A group of more than 400 doctors, medical researchers and scientists are urging universities to close down alternative medicine degrees.
Almost one in three Australian universities now offer courses in some form of alternative therapy or complementary medicine, including traditional Chinese herbal medicine, chiropractics, homeopathy, naturopathy, reflexology and aromatherapy.
The new group called “Friends of Science in Medicine” has written to vice-chancellors last week, warning that by giving “undeserved credibility to what in many cases would be better described as quackery” and by “failing to champion evidence-based science and medicine”, the universities are trashing their reputation as bastions of scientific rigor.
The group consists of world-renowned biologist Sir Gustav Nossal and the creator of the cervical cancer vaccine Professor Ian Frazer among its members. It is also campaigning for private health insurance providers to stop providing rebates for alternative medical treatments.
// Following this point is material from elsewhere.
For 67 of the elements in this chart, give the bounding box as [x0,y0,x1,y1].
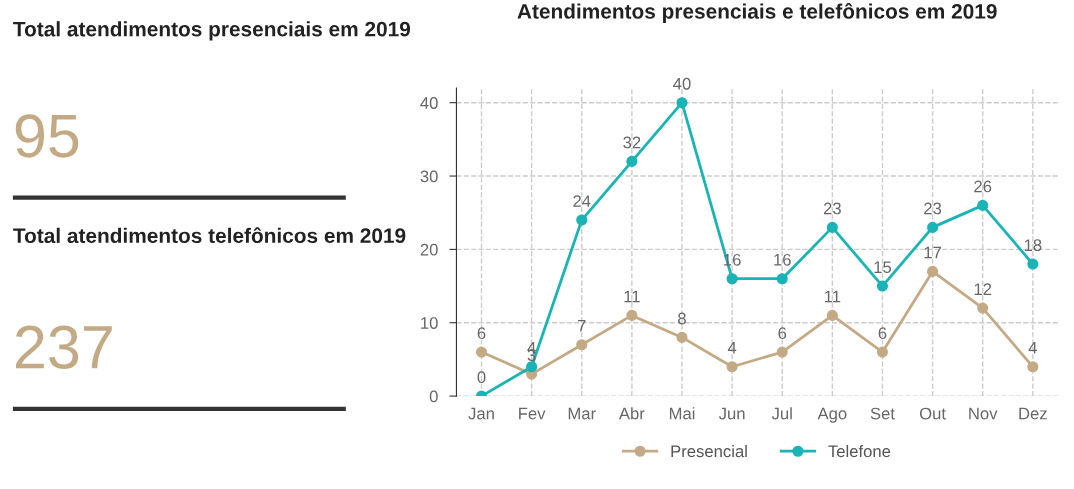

A co-founder of the group, Emeritus Professor John Dwyer, of the University of NSW, who is also a government adviser on consumer health fraud, said it was distressing that 19 universities were now offering “degrees in pseudo science”. “It's deplorable, but we didn't realize how much concern there was out there for universities' reputations until we tapped into it,” Professor Dwyer said. “We're saying enough is enough. Taxpayers' money should not be wasted on funding [these courses] … nor should government health insurance rebates be wasted on this nonsense.”
Professor Dwyer said it was particularly galling that such courses were growing in popularity while, at the same time, the federal government was looking at ways to get the Therapeutic Goods Administration to enforce tougher proof-of-efficacy criteria for complementary medicines, following the release of a highly critical review by the Australian National Audit Office last September. Of particular concern to the group is the increase in chiropractic courses, following the recent announcement of a new chiropractic science degree by Central Queensland University.
German and British medical insurance providers are also in the process of removing alternative therapies from the list of treatments they will cover. Australia's vice-chancellors will meet in March and Professor Dwyer said his group was aiming to get a commitment from them to endorse health courses only with evidence-based science.
The spokesman for Universities Australia said tertiary institutions were self-accrediting. “[They have] the autonomy … to ensure the quality and relevance of the courses they offer,” he said. The Tertiary Education Quality and Standards Agency, a government body set up to regulate higher education, refused to comment.